Programmation Objet
Il y a tant à dire sur la programmation objet que je ne dirai pas tout !
Ça a été d’abord une révélation ! Je retrouvais l’esprit des LEGOS qui m’avait tant occupé enfant, cette possibilité de construire à partir de briques élémentaires, des bateaux, des camions, des châteaux, des vaisseaux spatiaux… Avec la programmation objet, c’est la conception elle-même qui devenait ludique ! Peut-être aussi la conséquence d’un esprit imaginatif mais le fait de voir en chaque objet une entité propre, vivante, s’exécutant, se détruisant, autonome tout en collaborant avec d’autres, c’était comme mettre en scène un petit théâtre, fabriquer un décor, animer des objets, diriger des acteurs…
Je crois que si je ne me suis jamais ennuyé dans mon métier, c’est grâce à la programmation objet.
Et pour cause, sacrée ambition en introduction du cours magistral de Smalltalk, la philosophie de la programmation objet est de pouvoir modéliser et simuler le réel. Mais c’est quoi un objet ? Encore une fois, le cours nous envoyait sur une orbite plutôt élevée. “On sait qu’il n’est pas possible de définir rigoureusement en dehors des mathématiques, personne n’a à ce jour donné une définition mathématique d’un objet. Nous allons proposer une définition la plus rigoureuse possible bien que non complètement mathématisée”
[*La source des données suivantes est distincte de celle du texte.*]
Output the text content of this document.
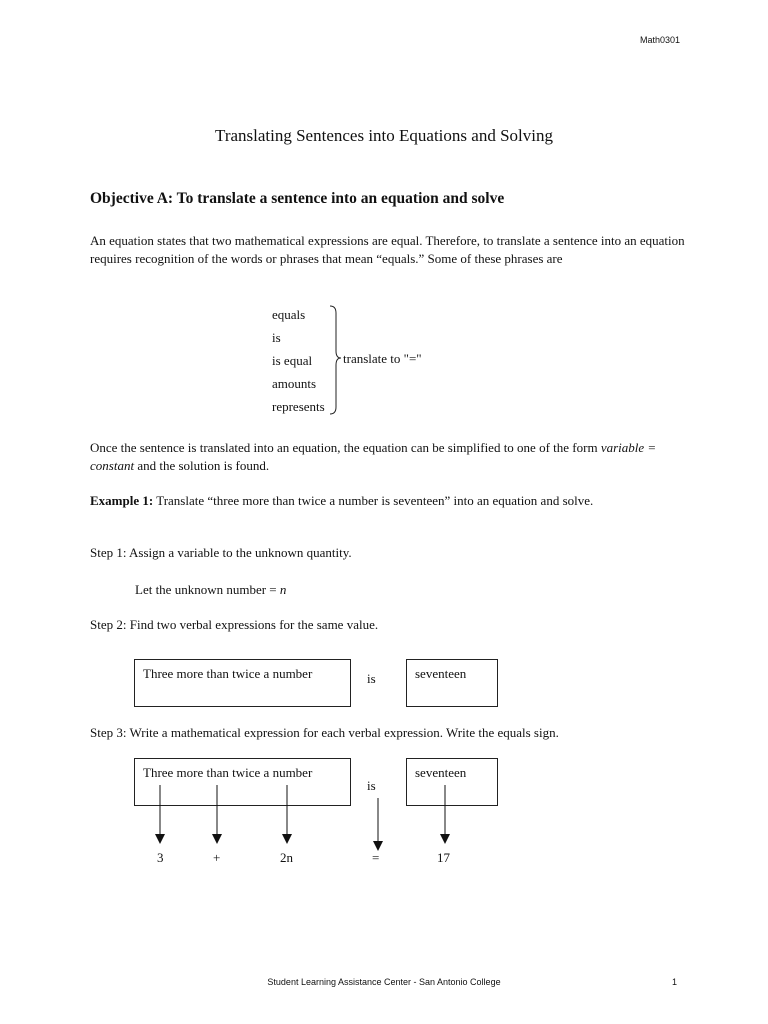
Math0301
Translating Sentences into Equations and Solving
Objective A: To translate a sentence into an equation and solve
An equation states that two mathematical expressions are equal. Therefore, to translate a sentence into an equation requires recognition of the words or phrases that mean “equals.” Some of these phrases are
equals
is
is equal
amounts
represents
translate to "="
Once the sentence is translated into an equation, the equation can be simplified to one of the form variable = constant and the solution is found.
Example 1: Translate “three more than twice a number is seventeen” into an equation and solve.
Step 1: Assign a variable to the unknown quantity.
Let the unknown number = n
Step 2: Find two verbal expressions for the same value.
Three more than twice a number	is	seventeen
Step 3: Write a mathematical expression for each verbal expression. Write the equals sign.
Three more than twice a number
is
seventeen
3	+	2n	=	17
Student Learning Assistance Center - San Antonio College	1
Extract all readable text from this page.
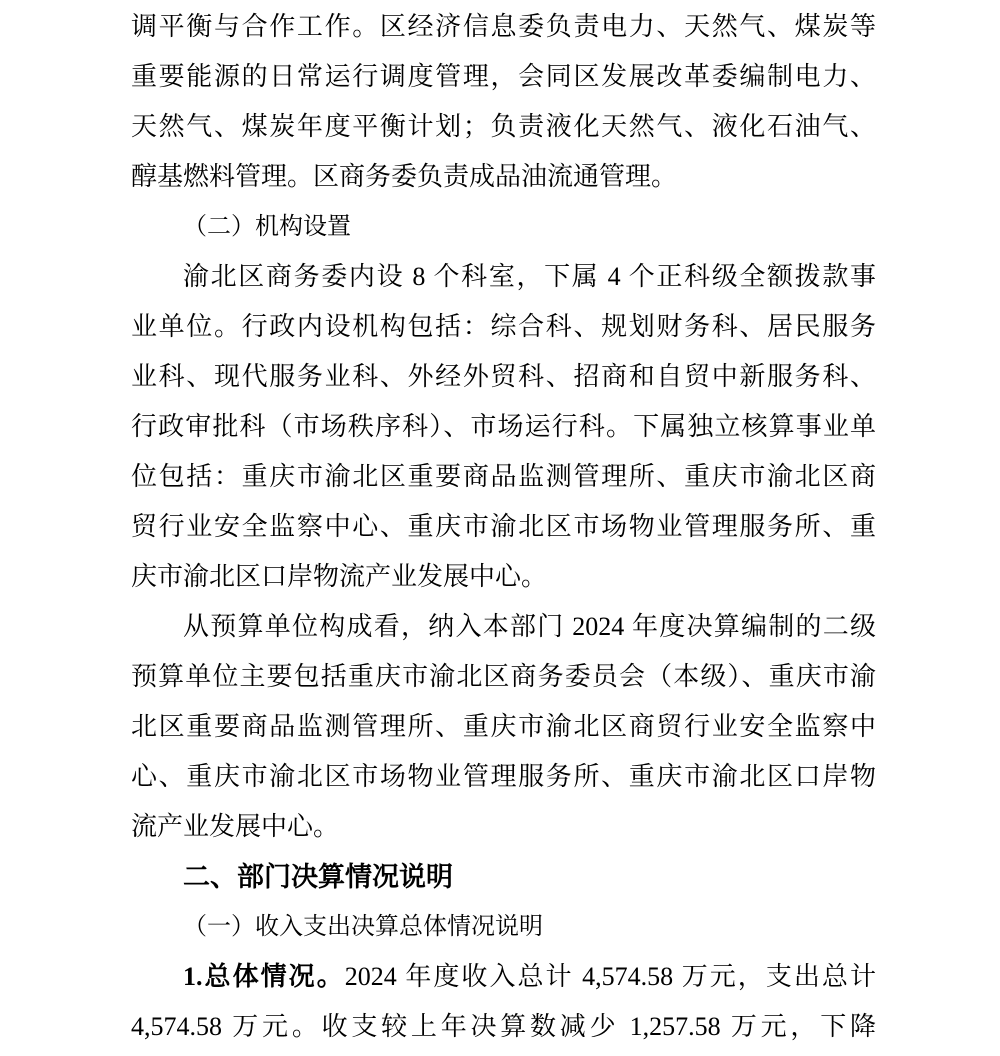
调平衡与合作工作。区经济信息委负责电力、天然气、煤炭等
重要能源的日常运行调度管理，会同区发展改革委编制电力、
天然气、煤炭年度平衡计划；负责液化天然气、液化石油气、
醇基燃料管理。区商务委负责成品油流通管理。
（二）机构设置
渝北区商务委内设 8 个科室，下属 4 个正科级全额拨款事
业单位。行政内设机构包括：综合科、规划财务科、居民服务
业科、现代服务业科、外经外贸科、招商和自贸中新服务科、
行政审批科（市场秩序科）、市场运行科。下属独立核算事业单
位包括：重庆市渝北区重要商品监测管理所、重庆市渝北区商
贸行业安全监察中心、重庆市渝北区市场物业管理服务所、重
庆市渝北区口岸物流产业发展中心。
从预算单位构成看，纳入本部门 2024 年度决算编制的二级
预算单位主要包括重庆市渝北区商务委员会（本级）、重庆市渝
北区重要商品监测管理所、重庆市渝北区商贸行业安全监察中
心、重庆市渝北区市场物业管理服务所、重庆市渝北区口岸物
流产业发展中心。
二、部门决算情况说明
（一）收入支出决算总体情况说明
1.总体情况。2024 年度收入总计 4,574.58 万元，支出总计
4,574.58 万元。收支较上年决算数减少 1,257.58 万元，下降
Le professeur de Smalltalk proposait à l’époque une grammaire graphique pour représenter un objet. C’était un langage formel qu’il avait inventé, entre diagramme d’automate et diagramme de collaboration UML, sans doute anecdotique même si c’est pertinent de considérer l’objet comme un automate.
Si la modélisation est l’objectif noble de la POO, la vraie raison pragmatique est de découper le logiciel en petites parties cohérentes (on parle de cohésion de la classe) qui peuvent être facilement réutilisées (et testées). L’industrie du logiciel ne peut pas se permettre de réinventer la roue pour chaque nouveau logiciel. Elle doit se reposer sur des composants, des objets qui ont fait leurs preuves.
Et pour cela, il y a deux concepts clés, l’encapsulation et le polymorphisme. On pourrait ajouter aussi l’héritage même s’il découle des deux premiers.
Ces deux concepts permettent donc le fondement de la programmation Objet:
Dis-moi ce que tu fais, je te dirai qui tu es… mais surtout pas Comment tu fais !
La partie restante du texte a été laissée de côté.